Au royaume chérifien, la liberté de la presse ne fait pas que battre de l’aile. Elle s’y trouve en effet à l’agonie. Et ce n’est pas là une simple formule imagée. Deux journalistes marocains arbitrairement détenus dans les geôles, et toujours en grève de la faim, seraient désormais à l’article de la mort. En effet, les proches de deux journalistes marocains en détention préventive depuis plusieurs mois s’inquiètent de leur état de santé.
Omar Radi, un militant connu pour son engagement en faveur des droits de l’homme, et Souleimane Raissouni, rédacteur en chef du journal Akhbar al-Yaoum, ont entamé une grève de la faim il y a deux semaines pour demander une libération provisoire qui leur a toujours été refusée.
« Souleimane a toujours des problèmes de santé et vu la grève de la faim qu’il a entamé depuis maintenant 16 jours, je ne sais pas s’il continue de prendre ses médicaments. La nouvelle qui nous a inquiété c’est le dernier diagnostic des médecins de la prison qui est que Souleimane a des problèmes de potassium et de calcium.
En plus Souleimane ne sortait pas de sa cellule, avant d’entamer déjà la grève de la faim. Pour Omar il a une maladie très grave, il avait des diarrhées aiguës lors de sa période d’incarcération, donc je ne sais pas s’il va tenir le coup. En tant que familles, nous sommes très très inquiets. Je ne sais pas à qui m’adresser mais j’ai toujours cette revendication que je ne cesse pas de dire et de déclarer devant tout le monde : il faut libérer Souleimane et Omar. Ils risquent leurs vies maintenant ! » l’on se trouve bel et bien en face d’un cas typique et inacceptable de non-assistance à personnes en danger.
Au Maroc, les journalistes demeurent souvent des «victimes de harcèlement judiciaire», selon le dernier classement de Reporters sans frontières (RSF) relatif à la liberté de la presse dans le monde. Reporters sans frontières note que «le déroulement des procès, la surmédiatisation et la diffamation qui accompagnent ces procès privent la victime et l’agresseur présumé de certains de leurs droits».
En matière de respect des libertés publiques et individuelles, le Maroc ne s’est jamais aussi mal porté depuis un bonne trentaine d’années. Ce qui a changé c’est l’embellissement de la façade démocratique du royaume chérifien sous le règne de Mohamed VI. Le mode opératoire a toutefois changé « grâce » au précieux concours du chef des services de renseignement et de sécurité Abdellatif Hammouchi.
Sa spécialité ? Salir la réputation de tous les journalistes ou opposants qui dérangent en fabriquant contre eux des dossiers compromettants pour les forcer au silence. S’agissant de mœurs essentiellement, ces dossiers scellent la mort politique et professionnelle des concernés. Omar Radi et Soulaimane Raissouni sont par exemple deux journalistes en grève de la faim, qui croupissent en prison depuis de nombreux mois.
Cent vingt journalistes marocains ont signé, mercredi 14 avril, une pétition dans laquelle ils expriment leur « grande inquiétude » quant au sort de MM. Radi et Raissouni et dénoncent la « violation répétée de la présomption d’innocence » et « l’impunité dont bénéficie la presse de diffamation au Maroc ».
« Cette « presse de diffamation » est représentée par des « médias » affidés aux services de sécurités et alimentés par des dossiers attentatoires et diffamatoires contre toutes les voix dissonantes qui osent remettre en cause l’ordre établi, ou même en discuter le bien-fondé.

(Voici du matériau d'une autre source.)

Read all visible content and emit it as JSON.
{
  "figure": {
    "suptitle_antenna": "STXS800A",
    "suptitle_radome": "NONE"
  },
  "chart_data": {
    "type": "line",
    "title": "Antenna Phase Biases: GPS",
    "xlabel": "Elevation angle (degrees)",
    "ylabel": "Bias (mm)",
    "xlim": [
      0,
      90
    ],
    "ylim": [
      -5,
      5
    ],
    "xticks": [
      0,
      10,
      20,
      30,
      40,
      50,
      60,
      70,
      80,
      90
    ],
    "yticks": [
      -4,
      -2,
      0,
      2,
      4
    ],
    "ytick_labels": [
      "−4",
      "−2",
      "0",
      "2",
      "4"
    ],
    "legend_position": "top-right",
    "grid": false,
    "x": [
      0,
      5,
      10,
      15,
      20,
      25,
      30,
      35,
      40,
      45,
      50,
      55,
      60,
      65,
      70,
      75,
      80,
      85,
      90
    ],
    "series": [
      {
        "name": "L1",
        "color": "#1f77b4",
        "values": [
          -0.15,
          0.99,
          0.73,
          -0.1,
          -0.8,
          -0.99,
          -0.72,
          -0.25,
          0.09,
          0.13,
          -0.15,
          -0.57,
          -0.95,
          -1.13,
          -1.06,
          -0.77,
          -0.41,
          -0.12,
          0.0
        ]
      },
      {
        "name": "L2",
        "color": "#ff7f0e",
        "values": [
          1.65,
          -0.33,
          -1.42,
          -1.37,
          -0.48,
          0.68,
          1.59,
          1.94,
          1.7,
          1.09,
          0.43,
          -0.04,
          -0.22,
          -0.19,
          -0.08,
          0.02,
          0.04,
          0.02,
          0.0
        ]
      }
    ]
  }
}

Même sous le règne de Hassan II, ce totalitarisme ambiant n’a jamais été aussi pressant et oppressant.
Le célèbre opposant et historien Maâti Moundji, maintes fois emprisonné pour ses opinions, dénonce de manière explicite ce vil mode opératoire désormais choisi par les hommes de Mohamed VI pour casser les voix dissonantes, en exerçant un vil chantage sur les journalistes et défenseurs des droits de l’Homme encore libres au Maroc.